Just one week after Dartford half marathon I was ready to tackle 13.1 miles again. Despite the challenging route I had been disappointed with my time the week before, but a speedy 9k run in the week convinced me I had more in me. Inspired by the prospect of achieving a PB in Wembley Stadium, I decided to at least have a crack at breaking my two-year-old personal best of 2 hours, 14 minutes and 24 seconds. Whether I’d achieve it was another matter…
£40 affiliated (£42.40 including booking fee), £42 unaffiliated (£44.52 including booking fee)
Booking was fairly straightforward online, although the entry form seemed slightly on the long side and having a booking fee on top of the already fairly pricey cost of entry felt a little cheeky to me. That aside, the entry pack was posted out ahead of race day and even came with safety pins, as well as a leaflet containing all the pre-race essential information. On the day everything was well signposted from the station, baggage drop was straightforward and route to the start was simple.
The queue at 8.30am looked slightly on the insane side, but there were plenty of portaloos and it actually moved pretty quickly. Shout out to the toilet stewards ensuring all empty toilets were used… and shooing off people attempting to cut the queue. There were also plenty of toilets on the route which is always good to see. I didn’t actually use them but it’s nice to know they’re there!
It took about 15 mins to actually get to the start line, giving me plenty of time to try (and fail) to use MapMyRun on my stupid replacement phone. I had a watch so would be fine keeping track of time, but I was frustrated I wouldn’t be able to look at my splits after the race. It also meant I wouldn’t have my pace shouted at me as I went round, so I’d be reliant on my own maths to work out if I was sticking to my target pace or not.
The first few miles aren’t particularly inspiring, but luckily I found they were going quite quickly. The route is an out and back so before I knew it the winner was passing by on the other side of the road. Cue clapping from us slower runners and a few ‘f***ing hells’ at the sight of his speedy running (he eventually finished in 1:02:41). There were a couple of sights on the way, as we ran past the RAF Museum at Colindale.
At about halfway we entered Allianz Park – last year’s end point. I didn’t do it last year, but I can imagine it felt a bit of an anti-climax finishing here after going through Wembley Stadium halfway through! As a halfway point it was quite fun though, looping round the athletics track before heading back, especially seeing your name on the big screen.

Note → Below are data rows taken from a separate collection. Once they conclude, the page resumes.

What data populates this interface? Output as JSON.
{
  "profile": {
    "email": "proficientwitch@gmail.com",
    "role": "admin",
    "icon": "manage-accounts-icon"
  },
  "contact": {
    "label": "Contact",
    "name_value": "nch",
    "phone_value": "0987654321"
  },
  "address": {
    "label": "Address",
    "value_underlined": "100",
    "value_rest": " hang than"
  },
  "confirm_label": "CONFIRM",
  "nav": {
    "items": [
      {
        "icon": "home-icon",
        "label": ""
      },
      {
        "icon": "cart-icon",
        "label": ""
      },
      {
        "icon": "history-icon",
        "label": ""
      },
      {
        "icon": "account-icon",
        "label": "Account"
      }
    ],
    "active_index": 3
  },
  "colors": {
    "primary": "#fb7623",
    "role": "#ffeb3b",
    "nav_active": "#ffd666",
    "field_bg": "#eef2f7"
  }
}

After exiting the stadium I started to pay closer attention to my splits, knowing that I was currently on track for to beat my PB. I knew if I kept to roughly 10:10 miles I’d be ok and so far things were bang on track. The advantage of the out-and-back nature of the course meant I knew a few more hills were on the way, but things were going to plan so far.
By the end it seemed like there was a hill around every corner, but I powered on knowing that eventually I’d be on the final downhill stretch to the finish line! While the hills were a little tricky, none of them were so steep as to force me into walking. At every mile marker I was checking my watch to ensure I was around that 10:10 target and I was still on track for my PB. It also helped that on the way back the crowds of spectators were a little more enthusiastic and a few high fives helped keep my spirits up as we headed down to Wembley.
The weather had been slightly miserable for most of the race, but the sun came out at pretty much the exact moment I reached the downhill stretch towards Wembley. Running down Wembley Way was pretty special, while finishing inside the stadium was fantastic, especially once I knew I was definitely getting my PB. My final time was 2 hours, 13 minutes and 14 seconds. Hardly a speedy half marathon for most people, but for me shifting a 2-year-old PB was a nice confidence boost before the Paris marathon.
Bling is reasonably hefty, with a nice stylised image of the Wembley arch. The technical t-shirt was a nice design, with ‘I crossed the line’ on the front and ‘Finisher 2016’ on the back. It was also good to see plenty of t-shirts in stock – I had no trouble getting the size I wanted. The t-shirt was rather generously sized, but I guess you can’t have everything! The goody bag was great – popcorn, dried fruit, cereal bars and water as well as something I think is a sticker but I’m using as a bookmark. The cat was impressed, anyway…
The route isn’t the most exciting in the world, but the start and middle are pretty good and the finish is pretty amazing. Excellent organisation, challenging but not impossible course and a good goody bag. Would I do it again? When I crossed the line I thought ‘absolutely’, but coming to write this blog I remembered just how pricey entry was. Given that last week’s half was only £23, had a more scenic route and a nicer medal, it does seem like you’re paying an extra £20 just to finish in Wembley Stadium. That said, it did feel pretty amazing to be running along the pitch knowing I was getting a PB. The price alone would put me off doing it every year, but I certainly could be tempted to do it again.